Quantum techniques could revolutionise IT

A team of scientists from data cybernetics in Germany, the Korea Advanced Institute of Science and Technology (KAIST), and UKZN's Centre for Quantum Technology, published research in "Nature Quantum Information" about the successful application of a machine learning tool, known as the kernel method, to quantum computers, formally making a link that could enhance various machine learning methods.

Quantum computing, which solves some computational problems far faster than classical computing by employing quantum phenomena, promises the ability to enhance machine learning tasks, such as pattern recognition in the analysis of extremely large datasets.

By learning from labelled data, machine learning techniques are used to predict categories for input data, and these pattern recognition techniques in classical supervised machine learning aim to get the best possible results while using minimal computational resources. Despite the limitations in their computations, these techniques have been applied successfully in science and industry.

Vectors, the numerical representations of objects in pattern recognition and machine learning, are collected in what is called a feature space. Kernel methods are an important tool in pattern analysis, referring to a similarity measure of data corresponding to an inner product in the feature space. They are vital for pattern analysis; however, classical classifiers relying on kernel methods are limited when feature space is large, and the kernel functions are computationally expensive to evaluate.

The UKZN, KAIST and data cybernetics team further proposed a quantum binary classifier, where the raw data is either represented by classical data via a quantum feature map or intrinsic quantum data, and the classification is based on the kernel function that measures the closeness of the test data to training data.

Dr Daniel Park of KAIST explained that the distance-based quantum classifier's kernel is based on the quantum state fidelity, a natural measure of the similarity in the quantum domain, and said the quantum kernel can be tailored systematically with a quantum circuit, making it an excellent candidate for real-world applications.

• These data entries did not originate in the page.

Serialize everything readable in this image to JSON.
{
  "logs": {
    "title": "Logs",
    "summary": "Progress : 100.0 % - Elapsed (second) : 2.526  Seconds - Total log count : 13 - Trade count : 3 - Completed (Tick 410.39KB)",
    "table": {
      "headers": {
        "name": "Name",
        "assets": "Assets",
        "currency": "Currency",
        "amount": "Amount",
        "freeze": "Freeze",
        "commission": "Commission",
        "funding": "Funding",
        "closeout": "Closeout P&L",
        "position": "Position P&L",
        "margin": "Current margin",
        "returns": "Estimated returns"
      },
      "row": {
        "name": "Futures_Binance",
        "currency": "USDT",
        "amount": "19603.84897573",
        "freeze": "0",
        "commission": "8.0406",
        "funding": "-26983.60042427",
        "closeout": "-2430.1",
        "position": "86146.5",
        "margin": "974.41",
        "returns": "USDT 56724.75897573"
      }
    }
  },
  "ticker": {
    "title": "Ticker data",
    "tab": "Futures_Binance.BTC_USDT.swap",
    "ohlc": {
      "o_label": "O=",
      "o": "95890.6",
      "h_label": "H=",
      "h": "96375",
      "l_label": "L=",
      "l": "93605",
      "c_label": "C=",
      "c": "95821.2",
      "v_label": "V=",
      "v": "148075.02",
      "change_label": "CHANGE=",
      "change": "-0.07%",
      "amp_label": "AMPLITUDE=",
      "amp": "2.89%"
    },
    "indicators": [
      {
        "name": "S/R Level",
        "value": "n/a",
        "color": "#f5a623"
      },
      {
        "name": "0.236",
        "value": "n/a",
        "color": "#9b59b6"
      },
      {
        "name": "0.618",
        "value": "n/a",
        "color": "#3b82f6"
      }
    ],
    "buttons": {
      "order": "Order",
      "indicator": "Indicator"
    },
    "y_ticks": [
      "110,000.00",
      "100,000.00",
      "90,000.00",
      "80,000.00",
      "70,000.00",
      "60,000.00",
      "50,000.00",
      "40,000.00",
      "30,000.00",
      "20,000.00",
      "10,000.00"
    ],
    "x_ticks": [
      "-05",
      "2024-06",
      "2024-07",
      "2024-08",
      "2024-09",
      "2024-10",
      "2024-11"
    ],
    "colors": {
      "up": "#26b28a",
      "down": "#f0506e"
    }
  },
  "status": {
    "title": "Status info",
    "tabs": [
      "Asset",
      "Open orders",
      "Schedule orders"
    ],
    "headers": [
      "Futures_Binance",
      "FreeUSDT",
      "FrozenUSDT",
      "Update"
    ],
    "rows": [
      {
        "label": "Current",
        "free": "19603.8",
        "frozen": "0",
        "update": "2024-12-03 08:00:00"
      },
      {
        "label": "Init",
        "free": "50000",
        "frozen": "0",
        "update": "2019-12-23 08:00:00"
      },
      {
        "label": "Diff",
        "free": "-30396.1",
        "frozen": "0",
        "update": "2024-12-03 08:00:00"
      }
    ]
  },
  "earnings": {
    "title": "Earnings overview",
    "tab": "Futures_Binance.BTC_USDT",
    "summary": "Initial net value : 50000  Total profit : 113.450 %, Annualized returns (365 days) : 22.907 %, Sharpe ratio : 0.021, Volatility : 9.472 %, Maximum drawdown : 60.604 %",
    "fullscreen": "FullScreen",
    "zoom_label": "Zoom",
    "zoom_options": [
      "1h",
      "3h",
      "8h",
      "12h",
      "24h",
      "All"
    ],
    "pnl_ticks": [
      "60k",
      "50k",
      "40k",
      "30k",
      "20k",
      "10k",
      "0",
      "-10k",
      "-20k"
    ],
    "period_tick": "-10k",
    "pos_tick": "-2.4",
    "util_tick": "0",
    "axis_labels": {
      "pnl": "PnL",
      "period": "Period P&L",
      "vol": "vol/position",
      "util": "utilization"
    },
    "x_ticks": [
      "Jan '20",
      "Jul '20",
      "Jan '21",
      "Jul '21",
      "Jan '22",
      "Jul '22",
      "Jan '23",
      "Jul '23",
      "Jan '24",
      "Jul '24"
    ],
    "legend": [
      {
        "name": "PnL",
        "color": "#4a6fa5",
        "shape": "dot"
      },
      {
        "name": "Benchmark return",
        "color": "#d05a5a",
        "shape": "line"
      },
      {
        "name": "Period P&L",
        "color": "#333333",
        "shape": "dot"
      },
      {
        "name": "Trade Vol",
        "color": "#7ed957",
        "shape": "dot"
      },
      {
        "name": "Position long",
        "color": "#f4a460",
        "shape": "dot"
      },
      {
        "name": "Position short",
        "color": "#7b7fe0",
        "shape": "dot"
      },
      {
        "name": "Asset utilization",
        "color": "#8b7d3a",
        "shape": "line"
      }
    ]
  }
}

The 'swap-test' algorithm developed by these researchers will be practically useful for machine learning tasks where there is a small number of training data and large feature space. The 'swap-test' is an elementary operation in quantum computing that calculates the state overlap (or fidelity) of two states. Regardless of the number or size of the data, this protocol requires only a constant number of repetitions, and their novel approach means labelled training data can be densely packed into a quantum state and then be compared to the test data.

"I am delighted to see this great improvement, which makes it possible to apply kernel methods to their full extent," said Professor Francesco Petruccione. He noted the key advantage of the swap-test classifier in comparison to earlier classification algorithms is that the state fidelity of two quantum states includes the imaginary parts of the probability amplitudes, which enables use of the full feature Hilbert vector space.

To demonstrate the usefulness of the classification protocol, independent researcher Dr Carsten Blank implemented the classifier and compared classical simulations with a realistic noise model with a proof-of-principle experiment using the IBM Quantum Experience cloud platform.

"In September 2019, the results were suddenly astonishingly good, proving that our ideas are valid and that the performance of devices is rapidly improving. This is a promising sign that the field is progressing," said Blank.

Dr Park and Dr June-Koo Kevin Rhee from KAIST, with Prof Petruccione, found that a technique called quantum forking can be used to implement the classifier.

"This makes it possible to start the protocol from scratch when the labelled training data and the test data state are all in a product state," said Rhee. "An application to this might be classification of quantum states that we, as humans, don't have a priori knowledge about."

"We demonstrated that our classifier is equivalent to measuring the expectation value of a Helstrom operator, from which the well-known optimal quantum state discrimination can be derived," said Park, calling the finding surprising as it links the optimal state discrimination to state classification and motivates more research.